Reconciliation and honouring the RIIS cemetery
The RIIS cemetery received municipal heritage status in 2016 and provincial heritage status in 2017. A plaque was unveiled in August 2018 to honour and commemorate the students buried there. In addition, between 2014 and 2017, four annual walks and feasts were held to honour the students buried in the cemetery.
The RCMP is immediately transferring the RIIS Cemetery to the RIIS Commemorative Association, a non-profit organization committed to the protection and preservation of the cemetery.

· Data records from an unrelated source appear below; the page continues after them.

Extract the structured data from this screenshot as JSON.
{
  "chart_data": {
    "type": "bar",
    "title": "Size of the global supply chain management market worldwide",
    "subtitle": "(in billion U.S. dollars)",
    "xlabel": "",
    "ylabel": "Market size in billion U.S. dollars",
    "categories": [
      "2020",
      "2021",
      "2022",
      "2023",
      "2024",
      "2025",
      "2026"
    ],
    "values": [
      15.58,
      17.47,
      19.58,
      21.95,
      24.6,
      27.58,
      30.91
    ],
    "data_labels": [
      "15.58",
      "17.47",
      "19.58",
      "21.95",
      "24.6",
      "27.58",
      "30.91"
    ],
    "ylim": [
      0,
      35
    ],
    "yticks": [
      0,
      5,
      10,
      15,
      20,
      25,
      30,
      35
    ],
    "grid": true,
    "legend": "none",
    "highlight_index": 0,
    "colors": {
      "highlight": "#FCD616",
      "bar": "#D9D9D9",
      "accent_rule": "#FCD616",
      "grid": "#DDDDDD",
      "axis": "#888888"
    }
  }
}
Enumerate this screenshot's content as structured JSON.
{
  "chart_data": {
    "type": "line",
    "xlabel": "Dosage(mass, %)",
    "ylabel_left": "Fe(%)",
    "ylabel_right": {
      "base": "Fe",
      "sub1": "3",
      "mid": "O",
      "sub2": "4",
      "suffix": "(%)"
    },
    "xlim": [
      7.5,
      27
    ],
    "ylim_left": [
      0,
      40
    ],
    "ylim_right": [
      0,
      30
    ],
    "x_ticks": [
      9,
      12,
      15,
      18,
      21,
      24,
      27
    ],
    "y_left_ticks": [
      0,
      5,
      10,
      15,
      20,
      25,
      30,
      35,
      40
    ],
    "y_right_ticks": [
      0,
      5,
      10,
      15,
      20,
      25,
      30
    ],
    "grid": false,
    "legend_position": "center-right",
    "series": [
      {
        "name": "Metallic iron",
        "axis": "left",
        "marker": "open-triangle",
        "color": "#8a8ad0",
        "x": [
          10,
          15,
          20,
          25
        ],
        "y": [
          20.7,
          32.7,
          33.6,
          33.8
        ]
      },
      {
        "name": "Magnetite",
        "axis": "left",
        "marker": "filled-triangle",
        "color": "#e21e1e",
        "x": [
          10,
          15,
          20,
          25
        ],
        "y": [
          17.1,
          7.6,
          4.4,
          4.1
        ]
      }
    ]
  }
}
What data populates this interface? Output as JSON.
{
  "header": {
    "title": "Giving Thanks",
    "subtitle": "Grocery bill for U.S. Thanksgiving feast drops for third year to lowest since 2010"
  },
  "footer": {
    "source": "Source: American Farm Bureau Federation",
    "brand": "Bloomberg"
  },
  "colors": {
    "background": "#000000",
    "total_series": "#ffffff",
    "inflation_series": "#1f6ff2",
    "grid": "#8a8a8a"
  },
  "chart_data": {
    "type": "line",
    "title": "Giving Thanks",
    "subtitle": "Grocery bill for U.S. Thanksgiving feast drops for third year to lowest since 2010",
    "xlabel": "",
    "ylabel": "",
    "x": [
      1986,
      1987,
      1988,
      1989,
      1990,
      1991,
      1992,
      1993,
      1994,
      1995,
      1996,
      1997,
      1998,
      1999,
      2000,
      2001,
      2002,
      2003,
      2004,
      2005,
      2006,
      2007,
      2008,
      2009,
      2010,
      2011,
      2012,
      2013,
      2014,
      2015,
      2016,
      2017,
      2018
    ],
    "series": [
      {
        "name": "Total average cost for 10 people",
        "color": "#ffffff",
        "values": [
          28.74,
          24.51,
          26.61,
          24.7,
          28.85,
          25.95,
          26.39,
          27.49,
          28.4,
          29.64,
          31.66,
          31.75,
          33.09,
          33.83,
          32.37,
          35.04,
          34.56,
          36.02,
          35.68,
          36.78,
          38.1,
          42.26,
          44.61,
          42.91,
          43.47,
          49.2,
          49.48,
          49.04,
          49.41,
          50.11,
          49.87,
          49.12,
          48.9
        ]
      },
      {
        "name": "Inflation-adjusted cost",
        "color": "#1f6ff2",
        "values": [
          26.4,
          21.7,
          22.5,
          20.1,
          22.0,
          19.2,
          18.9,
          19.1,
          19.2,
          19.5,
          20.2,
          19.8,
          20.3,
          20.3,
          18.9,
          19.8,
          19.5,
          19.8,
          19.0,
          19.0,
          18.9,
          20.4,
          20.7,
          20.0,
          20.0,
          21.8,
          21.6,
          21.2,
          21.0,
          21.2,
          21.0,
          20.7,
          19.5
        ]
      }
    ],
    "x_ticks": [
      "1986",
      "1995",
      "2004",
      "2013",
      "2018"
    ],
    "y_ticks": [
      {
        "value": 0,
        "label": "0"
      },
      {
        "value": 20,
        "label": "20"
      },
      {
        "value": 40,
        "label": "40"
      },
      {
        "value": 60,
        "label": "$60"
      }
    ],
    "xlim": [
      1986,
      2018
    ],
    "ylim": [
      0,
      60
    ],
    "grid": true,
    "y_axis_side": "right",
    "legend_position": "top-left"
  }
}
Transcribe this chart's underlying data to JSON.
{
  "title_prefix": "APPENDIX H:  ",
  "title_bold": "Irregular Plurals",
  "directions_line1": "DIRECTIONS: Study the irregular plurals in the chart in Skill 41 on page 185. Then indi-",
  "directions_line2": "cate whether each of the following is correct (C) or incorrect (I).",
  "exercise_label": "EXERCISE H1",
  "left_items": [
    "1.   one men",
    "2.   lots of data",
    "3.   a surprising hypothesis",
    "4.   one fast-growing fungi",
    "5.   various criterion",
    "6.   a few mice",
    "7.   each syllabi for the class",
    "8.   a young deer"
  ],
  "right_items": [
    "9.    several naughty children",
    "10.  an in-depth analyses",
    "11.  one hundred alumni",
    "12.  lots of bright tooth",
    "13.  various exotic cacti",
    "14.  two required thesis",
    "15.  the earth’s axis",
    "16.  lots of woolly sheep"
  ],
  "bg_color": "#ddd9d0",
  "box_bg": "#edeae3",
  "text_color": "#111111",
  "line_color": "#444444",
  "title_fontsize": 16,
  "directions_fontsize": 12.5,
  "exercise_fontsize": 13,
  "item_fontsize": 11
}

The Government of Canada has initiated the transfer of this land as part of its efforts to implement Truth and Reconciliation Commission’s Call to Action #75:
“We call upon the federal government to work with provincial, territorial, and municipal governments, churches, Aboriginal communities, former residential school students, and current landowners to develop and implement strategies and procedures for the ongoing identification, documentation, maintenance, commemoration, and protection of residential school cemeteries or other sites at which residential school children were buried. This is to include the provision of appropriate memorial ceremonies and commemorative markers to honour the deceased children.”
The Residential School System left a lasting legacy of intergenerational trauma that tore through Indigenous families and communities for decades. The RCMP is committed to reconciliation and hopes that this gesture will bring peace, comfort, and a measure of closure for all those affected by the Regina Indian Industrial School.